CORVALLIS - Albert Einstein was admired as a genius and hailed as a cultural icon, yet he also was the subject of a prolonged FBI investigation and the target of hatred by self-proclaimed patriots.

This "political Einstein" is the subject of a lecture by a German scholar named David Rowe on Monday, April 12, at Oregon State University. His talk, "Einstein as a Cultural Icon - and His Role in the Relativity Revolution," begins at 4 p.m. in Weniger Hall Room 153. It is free and open to the public.

Rowe is a professor of the history of mathematics and natural sciences at Johannes Gutenberg University in Mainz, Germany. He has written more than 50 scholarly articles and edited six books on the history of math and science, and is writing a book on Einstein with fellow scholar Robert Schulmann.

Rowe says Einstein was always puzzled by the public's fascination with the theory of relativity, following its confirmation in 1919. When that announcement came, photos and caricatures of Einstein appeared all over the world - often in conjunction with reports on the Versailles Treaty and claims by German Field Marshal Hindenburg that the German Army "had been stabbed in the back by traitors."
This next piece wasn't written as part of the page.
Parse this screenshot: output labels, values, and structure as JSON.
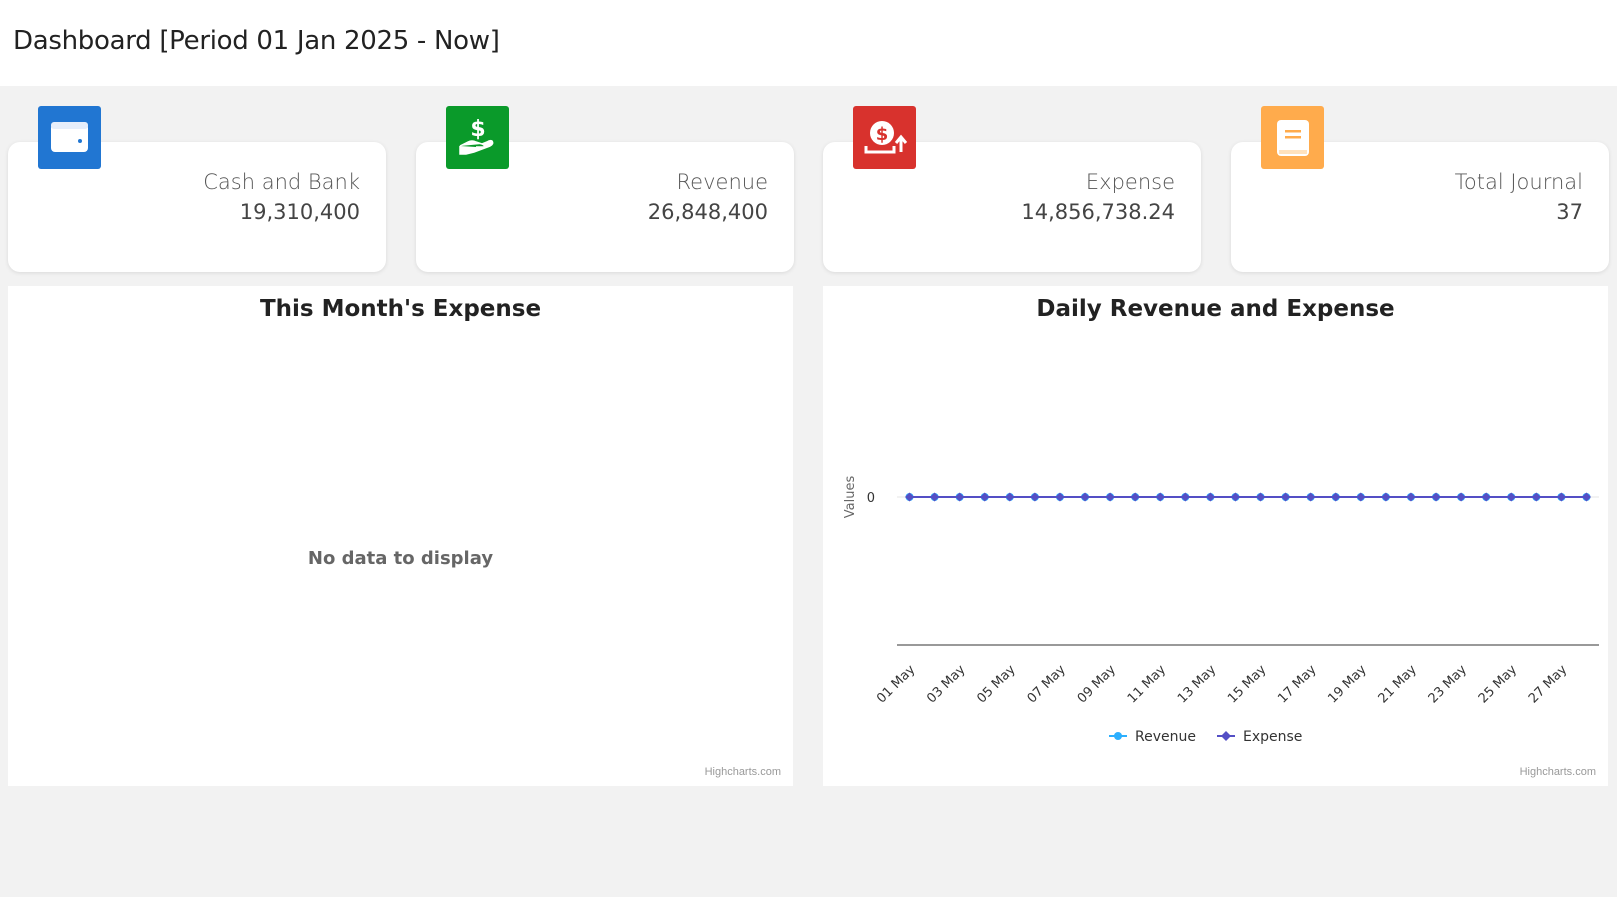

As a result, Rowe claims, Einstein's wartime support for pacifism, internationalism and Zionism strongly colored the reception of relativity and led many to regard he and his theory as anti-German.

Domestically, Rowe argues, this led to published tirades against Einstein. An organization of self-proclaimed patriotic women even sought to deny him an entry visa. And later, the FBI carried out a full-scale investigation of Einstein.

Rowe's appearance is sponsored by the OSU History Department and the university's Thomas Hart and Mary Jones Horning Endowment in the Humanities.